Dell G5 SE = EC2/GCE instance: Your physical Dell plays the same role as a cloud VM — it runs containers and reports to the control plane. In production there are tens or hundreds of such nodes.
himanshu-G5-5505.local = Internal DNS hostname: Production servers use hostnames like ip-10-0-1-42.ec2.internal or node1.us-east1.gke.internal. Same principle — stable names over volatile IPs.
NodePort = Poor man's LoadBalancer: NodePort works for home labs. In production, a cloud LoadBalancer or Ingress controller handles external traffic with SSL termination and hostname routing.
ConfigMap/Secret = AWS Parameter Store / Vault: Same pattern — inject config at runtime, not at build time. In AWS, apps fetch config from SSM Parameter Store or Secrets Manager instead of Kubernetes objects.
kubectl rollout undo = Emergency rollback in CI/CD: Production pipelines have automated rollback hooks — if health checks fail after deploy, the pipeline runs rollout undo automatically. You did this manually here.
Reconciliation loop = Infrastructure as Code enforcement: Tools like Argo CD watch a Git repo and ensure the cluster always matches the YAML in Git — if someone manually changes something, Argo CD reverts it. Same reconciliation philosophy.
-
Ingress Controller: Replaces multiple NodePort services with a single HTTP router. Install nginx-ingress, define Ingress rules by hostname (webapp.local, api.local), and reach all apps on port 80/443.
Helm: The package manager for Kubernetes. Charts are templated collections of YAML that install entire applications (Prometheus, PostgreSQL, cert-manager) with a single command and sane defaults.
Persistent Volumes: Storage that survives pod restarts. A PersistentVolumeClaim requests storage; a PVC mounts it into a pod. Required for databases — without it, all data is lost when the pod restarts.
Argo CD (GitOps): Watches a Git repository and automatically applies changes to the cluster when you push. The cluster always mirrors Git. No manual kubectl apply — Git is the single source of truth.
Prometheus + Grafana: The standard observability stack. Prometheus scrapes metrics from all pods. Grafana visualizes them as dashboards. Alertmanager sends alerts to Slack/PagerDuty when things go wrong.

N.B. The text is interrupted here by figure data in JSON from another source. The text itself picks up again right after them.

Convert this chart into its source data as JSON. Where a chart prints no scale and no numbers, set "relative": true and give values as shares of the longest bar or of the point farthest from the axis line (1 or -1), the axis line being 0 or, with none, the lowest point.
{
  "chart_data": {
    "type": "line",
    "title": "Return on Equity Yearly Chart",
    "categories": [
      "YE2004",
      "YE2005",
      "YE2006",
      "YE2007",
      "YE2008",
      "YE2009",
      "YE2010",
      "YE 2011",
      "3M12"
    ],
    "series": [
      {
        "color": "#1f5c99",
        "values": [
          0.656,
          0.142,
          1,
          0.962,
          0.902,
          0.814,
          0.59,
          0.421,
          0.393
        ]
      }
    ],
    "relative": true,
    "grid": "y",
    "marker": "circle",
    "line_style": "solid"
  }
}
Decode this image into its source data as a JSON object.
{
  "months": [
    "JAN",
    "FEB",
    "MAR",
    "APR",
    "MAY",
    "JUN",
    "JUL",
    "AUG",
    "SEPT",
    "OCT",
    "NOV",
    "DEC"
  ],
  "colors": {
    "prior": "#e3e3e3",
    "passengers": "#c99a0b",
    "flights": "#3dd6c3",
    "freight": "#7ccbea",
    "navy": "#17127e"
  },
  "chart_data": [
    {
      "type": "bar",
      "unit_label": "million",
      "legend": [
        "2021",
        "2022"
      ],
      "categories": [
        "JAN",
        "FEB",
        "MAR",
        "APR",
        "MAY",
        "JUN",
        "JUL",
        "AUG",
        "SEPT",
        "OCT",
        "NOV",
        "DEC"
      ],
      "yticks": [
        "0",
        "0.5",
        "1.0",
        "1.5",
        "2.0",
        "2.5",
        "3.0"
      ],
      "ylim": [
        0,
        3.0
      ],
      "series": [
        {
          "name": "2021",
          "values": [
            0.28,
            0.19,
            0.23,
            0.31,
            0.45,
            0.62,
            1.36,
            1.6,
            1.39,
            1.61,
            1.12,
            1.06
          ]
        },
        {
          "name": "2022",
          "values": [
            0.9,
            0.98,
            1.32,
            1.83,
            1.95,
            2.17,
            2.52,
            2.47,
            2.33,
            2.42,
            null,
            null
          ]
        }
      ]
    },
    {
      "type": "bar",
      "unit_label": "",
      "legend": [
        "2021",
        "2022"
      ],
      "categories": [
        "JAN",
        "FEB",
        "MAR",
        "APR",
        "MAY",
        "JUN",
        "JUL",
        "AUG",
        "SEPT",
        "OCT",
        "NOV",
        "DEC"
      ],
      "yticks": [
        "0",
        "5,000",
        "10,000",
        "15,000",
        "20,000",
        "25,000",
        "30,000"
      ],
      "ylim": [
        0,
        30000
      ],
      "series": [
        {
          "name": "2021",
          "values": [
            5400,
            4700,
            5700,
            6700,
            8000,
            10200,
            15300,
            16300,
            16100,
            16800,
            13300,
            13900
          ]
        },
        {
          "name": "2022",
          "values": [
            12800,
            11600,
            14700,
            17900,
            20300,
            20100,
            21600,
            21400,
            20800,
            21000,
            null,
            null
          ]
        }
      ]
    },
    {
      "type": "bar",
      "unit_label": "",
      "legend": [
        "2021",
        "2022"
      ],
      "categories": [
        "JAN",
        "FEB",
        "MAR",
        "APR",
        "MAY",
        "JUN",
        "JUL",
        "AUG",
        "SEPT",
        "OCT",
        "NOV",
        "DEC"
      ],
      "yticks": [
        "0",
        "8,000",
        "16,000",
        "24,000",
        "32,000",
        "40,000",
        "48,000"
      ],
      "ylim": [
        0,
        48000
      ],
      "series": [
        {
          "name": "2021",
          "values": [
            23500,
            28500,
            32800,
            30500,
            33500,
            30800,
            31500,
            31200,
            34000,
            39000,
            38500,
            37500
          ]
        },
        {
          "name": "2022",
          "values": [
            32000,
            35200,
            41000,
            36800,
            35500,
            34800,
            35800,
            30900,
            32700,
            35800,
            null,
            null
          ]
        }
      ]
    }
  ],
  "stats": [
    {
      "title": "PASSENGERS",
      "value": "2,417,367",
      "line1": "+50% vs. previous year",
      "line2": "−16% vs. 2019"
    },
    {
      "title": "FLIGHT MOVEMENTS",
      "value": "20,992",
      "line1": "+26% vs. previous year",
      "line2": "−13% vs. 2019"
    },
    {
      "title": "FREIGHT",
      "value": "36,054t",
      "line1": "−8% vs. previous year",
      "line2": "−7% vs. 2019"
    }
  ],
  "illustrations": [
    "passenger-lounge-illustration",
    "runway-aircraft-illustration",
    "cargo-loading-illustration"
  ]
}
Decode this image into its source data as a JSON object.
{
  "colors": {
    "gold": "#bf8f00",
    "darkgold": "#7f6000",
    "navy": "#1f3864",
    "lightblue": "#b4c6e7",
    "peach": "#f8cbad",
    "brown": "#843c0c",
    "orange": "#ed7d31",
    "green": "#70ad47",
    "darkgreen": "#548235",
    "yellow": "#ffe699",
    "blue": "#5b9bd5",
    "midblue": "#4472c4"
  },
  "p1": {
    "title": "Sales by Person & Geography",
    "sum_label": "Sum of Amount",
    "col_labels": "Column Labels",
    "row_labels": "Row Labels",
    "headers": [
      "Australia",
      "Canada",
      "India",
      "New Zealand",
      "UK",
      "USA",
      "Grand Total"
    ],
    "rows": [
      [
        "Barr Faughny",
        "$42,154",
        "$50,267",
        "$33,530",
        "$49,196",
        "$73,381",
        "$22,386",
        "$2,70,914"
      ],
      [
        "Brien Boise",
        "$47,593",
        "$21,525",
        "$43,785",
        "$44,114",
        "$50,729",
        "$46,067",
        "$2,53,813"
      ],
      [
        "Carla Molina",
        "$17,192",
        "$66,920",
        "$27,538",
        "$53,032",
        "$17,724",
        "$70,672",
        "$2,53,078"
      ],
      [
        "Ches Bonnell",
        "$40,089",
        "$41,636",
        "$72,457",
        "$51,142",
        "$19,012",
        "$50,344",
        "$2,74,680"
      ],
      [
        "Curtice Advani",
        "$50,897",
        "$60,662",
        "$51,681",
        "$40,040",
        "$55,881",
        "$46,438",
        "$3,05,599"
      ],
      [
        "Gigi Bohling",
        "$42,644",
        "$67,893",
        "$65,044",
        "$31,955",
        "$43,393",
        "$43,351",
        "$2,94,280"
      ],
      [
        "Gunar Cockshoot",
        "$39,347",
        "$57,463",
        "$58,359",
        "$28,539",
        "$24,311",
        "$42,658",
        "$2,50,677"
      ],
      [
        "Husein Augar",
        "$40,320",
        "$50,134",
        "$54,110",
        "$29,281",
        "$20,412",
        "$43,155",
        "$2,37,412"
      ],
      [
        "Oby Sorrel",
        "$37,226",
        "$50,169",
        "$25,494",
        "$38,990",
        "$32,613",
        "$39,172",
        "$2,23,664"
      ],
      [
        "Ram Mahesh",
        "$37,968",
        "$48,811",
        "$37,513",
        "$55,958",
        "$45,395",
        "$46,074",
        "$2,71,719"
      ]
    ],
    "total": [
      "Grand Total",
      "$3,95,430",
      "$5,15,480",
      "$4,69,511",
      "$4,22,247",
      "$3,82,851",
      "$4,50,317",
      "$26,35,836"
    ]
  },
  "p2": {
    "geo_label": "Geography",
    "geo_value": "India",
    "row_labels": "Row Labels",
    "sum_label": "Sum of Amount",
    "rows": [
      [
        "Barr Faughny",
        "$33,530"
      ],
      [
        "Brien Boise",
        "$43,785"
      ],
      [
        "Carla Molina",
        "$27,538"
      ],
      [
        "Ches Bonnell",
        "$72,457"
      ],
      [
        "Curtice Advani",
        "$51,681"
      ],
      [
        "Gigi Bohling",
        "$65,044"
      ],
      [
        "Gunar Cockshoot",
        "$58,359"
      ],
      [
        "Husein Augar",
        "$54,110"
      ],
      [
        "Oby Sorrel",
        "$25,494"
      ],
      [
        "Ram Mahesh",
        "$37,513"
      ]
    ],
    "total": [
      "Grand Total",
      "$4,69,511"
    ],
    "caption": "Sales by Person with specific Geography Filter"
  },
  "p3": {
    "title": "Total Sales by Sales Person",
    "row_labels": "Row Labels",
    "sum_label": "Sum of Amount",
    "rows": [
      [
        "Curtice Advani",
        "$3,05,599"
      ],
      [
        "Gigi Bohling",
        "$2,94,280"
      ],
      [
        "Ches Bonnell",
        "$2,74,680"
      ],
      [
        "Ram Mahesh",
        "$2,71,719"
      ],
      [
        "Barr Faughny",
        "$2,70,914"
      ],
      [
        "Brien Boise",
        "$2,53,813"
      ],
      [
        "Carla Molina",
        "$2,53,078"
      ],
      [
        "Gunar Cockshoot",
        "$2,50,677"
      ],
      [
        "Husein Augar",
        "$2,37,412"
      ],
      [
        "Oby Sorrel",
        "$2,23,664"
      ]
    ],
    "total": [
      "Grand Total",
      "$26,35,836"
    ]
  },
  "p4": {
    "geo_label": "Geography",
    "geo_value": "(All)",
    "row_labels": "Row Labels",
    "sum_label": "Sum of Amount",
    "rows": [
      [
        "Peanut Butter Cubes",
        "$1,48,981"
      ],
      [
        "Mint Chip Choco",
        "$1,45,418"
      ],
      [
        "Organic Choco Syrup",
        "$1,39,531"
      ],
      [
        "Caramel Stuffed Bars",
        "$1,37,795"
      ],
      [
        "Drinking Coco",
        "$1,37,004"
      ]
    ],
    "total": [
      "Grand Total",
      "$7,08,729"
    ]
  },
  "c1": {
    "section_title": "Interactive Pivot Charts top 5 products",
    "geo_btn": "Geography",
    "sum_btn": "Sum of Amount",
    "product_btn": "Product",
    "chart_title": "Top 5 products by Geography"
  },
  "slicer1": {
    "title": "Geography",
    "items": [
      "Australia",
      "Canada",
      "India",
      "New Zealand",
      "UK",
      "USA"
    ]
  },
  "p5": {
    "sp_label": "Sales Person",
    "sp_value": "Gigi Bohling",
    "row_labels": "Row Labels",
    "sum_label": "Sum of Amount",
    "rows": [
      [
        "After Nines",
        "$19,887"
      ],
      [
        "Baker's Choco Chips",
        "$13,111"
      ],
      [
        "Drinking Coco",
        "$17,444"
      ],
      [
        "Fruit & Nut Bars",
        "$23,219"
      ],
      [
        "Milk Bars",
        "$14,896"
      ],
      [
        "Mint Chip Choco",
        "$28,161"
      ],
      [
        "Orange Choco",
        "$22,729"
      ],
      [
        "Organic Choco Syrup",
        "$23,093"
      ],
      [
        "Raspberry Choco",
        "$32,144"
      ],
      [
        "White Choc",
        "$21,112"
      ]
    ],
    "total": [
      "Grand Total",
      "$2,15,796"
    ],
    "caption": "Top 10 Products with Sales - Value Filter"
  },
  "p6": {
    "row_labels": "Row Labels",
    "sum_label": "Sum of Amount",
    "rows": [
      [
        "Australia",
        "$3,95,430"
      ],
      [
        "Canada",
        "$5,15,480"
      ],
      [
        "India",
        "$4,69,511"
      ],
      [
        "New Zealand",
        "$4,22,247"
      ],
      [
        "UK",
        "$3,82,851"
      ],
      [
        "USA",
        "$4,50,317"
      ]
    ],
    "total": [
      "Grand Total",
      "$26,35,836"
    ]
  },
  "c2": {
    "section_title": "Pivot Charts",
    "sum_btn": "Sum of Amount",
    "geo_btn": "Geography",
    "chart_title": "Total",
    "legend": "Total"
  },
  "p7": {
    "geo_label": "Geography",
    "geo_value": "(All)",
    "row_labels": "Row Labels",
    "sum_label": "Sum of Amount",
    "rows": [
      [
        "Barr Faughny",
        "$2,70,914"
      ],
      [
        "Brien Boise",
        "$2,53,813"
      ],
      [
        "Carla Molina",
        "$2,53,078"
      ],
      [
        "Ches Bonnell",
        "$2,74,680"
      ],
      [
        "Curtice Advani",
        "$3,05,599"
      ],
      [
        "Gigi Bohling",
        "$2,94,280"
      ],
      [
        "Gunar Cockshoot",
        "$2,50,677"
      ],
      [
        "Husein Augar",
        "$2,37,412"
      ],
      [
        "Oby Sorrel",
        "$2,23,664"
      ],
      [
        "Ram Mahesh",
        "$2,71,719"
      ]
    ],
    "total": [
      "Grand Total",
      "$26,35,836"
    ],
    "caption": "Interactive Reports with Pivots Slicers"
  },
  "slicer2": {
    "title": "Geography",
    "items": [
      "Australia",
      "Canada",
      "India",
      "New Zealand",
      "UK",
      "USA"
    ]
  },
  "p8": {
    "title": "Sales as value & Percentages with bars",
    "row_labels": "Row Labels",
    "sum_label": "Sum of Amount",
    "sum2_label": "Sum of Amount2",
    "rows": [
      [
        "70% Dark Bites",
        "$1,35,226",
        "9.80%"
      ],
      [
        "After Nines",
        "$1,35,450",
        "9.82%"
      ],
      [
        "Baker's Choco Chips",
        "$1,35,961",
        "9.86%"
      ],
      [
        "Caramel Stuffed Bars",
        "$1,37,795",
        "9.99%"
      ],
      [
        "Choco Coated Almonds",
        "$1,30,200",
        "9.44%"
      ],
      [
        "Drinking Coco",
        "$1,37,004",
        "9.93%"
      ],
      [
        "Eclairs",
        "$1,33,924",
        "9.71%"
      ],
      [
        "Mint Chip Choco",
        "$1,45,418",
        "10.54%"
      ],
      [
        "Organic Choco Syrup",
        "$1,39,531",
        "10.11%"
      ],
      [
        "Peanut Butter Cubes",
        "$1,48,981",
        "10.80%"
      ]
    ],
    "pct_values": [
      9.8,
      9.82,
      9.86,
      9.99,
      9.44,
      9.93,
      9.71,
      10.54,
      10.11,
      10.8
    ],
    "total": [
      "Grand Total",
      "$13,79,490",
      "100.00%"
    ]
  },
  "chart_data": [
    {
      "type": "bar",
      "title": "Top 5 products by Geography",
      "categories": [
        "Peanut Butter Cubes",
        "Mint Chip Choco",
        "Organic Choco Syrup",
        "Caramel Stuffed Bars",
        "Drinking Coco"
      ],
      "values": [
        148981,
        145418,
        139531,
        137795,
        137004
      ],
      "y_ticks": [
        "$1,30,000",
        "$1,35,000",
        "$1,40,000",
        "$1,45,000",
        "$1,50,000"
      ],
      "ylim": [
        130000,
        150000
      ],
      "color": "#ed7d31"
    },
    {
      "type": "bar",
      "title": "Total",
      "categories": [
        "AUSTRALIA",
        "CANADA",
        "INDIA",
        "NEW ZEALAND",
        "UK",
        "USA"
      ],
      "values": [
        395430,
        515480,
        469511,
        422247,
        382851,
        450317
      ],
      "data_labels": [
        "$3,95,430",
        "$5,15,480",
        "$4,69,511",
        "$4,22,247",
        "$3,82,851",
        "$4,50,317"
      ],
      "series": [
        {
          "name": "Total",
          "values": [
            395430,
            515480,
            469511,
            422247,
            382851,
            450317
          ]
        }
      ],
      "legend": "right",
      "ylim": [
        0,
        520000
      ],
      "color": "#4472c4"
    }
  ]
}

Horizontal Pod Autoscaler: Automatically scales your Deployment up/down based on CPU usage or custom metrics. When traffic spikes, HPA adds pods. When it drops, HPA removes them. Requires metrics-server.
Tailscale: Adds a permanent IP to your Dell that works from anywhere in the world. SSH into your home lab from a cafe. Extends your setup to work beyond local network limitations.
cert-manager: Automatically provisions and renews TLS certificates from Let's Encrypt for your Ingress hostnames. Your apps get HTTPS for free, with zero manual certificate management.
Network Policies: Kubernetes-native firewall rules between pods. By default all pods can talk to all pods. Network Policies let you say "only the frontend pod can talk to the backend pod" — zero-trust networking.